Links you may find useful:
+ Classification loss: https://pytorch.org/docs/stable/generated/torch.nn.functional.cross_entropy.html?highlight=cross_entropy#torch.nn.functional.cross_entropy
+ Learning rate adjustment: https://pytorch.org/docs/stable/optim.html#how-to-adjust-learning-rate

(You are not required to use these classes)

In [25]:
def train_epoch(epoch: int, model: nn.Module, train_loader: torch.utils.data.DataLoader, optim: torch.optim.Optimizer):
    r"""
    Trains `model` on `train_loader` for cross entropy loss for one epoch.

    Args:
        epoch (int): the current epoch number (i.e., number of epochs done before this one).
        model (nn.Module): our network (created using `make_cnn`).
        train_loader (DataLoader): a DataLoader that yields (batched_images, batched_target_class_indices) when iterated.
        optim (Optimizer): optimizer object that is created with `model` parameters and should be used for updating `model` in this function.

    Returns:
        (List[float]) the losses computed at each iteration as a list of *Python* numbers.

    NOTE:
      + Remember to clear previously computed gradient at beginning of each iteration.
      + Convert loss values to python floats (e.g., via `.item()`) before adding to `loss_values`.
    """
    loss_values: List[float] = []
    model.train()

    for data, target in tqdm(train_loader, desc=f'Training @ epoch {epoch}'):
        data, target = data.cuda(), target.cuda()

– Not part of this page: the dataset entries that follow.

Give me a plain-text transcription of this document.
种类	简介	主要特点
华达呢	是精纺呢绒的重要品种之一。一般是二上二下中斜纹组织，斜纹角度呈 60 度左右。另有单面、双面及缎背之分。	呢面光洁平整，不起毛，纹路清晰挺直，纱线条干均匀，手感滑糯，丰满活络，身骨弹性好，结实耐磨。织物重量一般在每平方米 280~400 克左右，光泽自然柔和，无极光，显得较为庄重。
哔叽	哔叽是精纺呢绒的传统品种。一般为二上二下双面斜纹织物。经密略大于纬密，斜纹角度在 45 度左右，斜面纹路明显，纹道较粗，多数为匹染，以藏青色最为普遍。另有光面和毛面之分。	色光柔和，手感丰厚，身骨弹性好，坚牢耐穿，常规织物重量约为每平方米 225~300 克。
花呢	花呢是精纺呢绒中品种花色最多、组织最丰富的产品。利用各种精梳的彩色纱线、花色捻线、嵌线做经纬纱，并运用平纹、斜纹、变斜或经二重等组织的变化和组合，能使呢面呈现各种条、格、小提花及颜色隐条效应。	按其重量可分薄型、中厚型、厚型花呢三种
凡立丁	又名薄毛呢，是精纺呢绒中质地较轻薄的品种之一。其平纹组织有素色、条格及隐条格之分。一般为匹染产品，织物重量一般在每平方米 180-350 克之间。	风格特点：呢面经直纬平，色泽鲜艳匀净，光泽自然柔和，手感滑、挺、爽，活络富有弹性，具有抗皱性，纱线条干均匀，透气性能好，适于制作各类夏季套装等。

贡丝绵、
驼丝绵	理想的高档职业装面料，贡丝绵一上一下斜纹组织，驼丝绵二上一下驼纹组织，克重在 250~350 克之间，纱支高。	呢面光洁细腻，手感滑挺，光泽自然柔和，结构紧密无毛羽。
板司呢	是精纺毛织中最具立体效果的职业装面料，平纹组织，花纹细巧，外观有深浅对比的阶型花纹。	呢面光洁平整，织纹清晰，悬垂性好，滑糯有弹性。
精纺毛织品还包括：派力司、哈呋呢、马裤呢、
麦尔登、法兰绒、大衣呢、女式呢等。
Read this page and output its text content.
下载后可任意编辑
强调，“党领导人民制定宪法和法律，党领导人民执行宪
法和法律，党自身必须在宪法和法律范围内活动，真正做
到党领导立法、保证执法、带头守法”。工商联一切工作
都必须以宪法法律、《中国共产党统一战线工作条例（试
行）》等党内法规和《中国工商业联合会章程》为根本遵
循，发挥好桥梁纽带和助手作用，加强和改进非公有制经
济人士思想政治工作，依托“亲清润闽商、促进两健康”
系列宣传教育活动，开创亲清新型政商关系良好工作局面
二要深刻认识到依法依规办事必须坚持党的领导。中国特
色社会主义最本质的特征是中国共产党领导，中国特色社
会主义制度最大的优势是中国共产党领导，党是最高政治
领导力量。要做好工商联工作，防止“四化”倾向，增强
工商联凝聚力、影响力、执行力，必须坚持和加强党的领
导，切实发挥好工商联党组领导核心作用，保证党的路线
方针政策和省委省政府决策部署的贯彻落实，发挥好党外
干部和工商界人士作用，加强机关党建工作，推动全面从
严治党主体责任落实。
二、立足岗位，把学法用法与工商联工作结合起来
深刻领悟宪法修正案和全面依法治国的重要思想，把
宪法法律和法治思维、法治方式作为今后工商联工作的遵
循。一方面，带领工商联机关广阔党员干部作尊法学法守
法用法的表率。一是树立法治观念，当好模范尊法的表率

        output = model(data)

        loss = nn.CrossEntropyLoss()(output, target)
        optim.zero_grad()
        loss.backward()
        optim.step()
        loss_values.append(loss.item())

    return loss_values



@dataclasses.dataclass
class EvaluateResult:
    r"""
    A collection containing everything we need to know about the evaluate results.

    See `evaluate` docstring for meanings of the members of this class
    """
    acc: float  # overall accuracy
    correct_predictions: torch.Tensor  # size |dataset|
    confidence: torch.Tensor  # size |dataset|


@torch.no_grad()
def evaluate(model: nn.Module, loader: torch.utils.data.DataLoader) -> EvaluateResult:
    r"""
    Evaluate a classifier `model` on dataset contained in `loader`.

    For each input, the predicted label is taken as one with highest probability in the distribution given by `model`.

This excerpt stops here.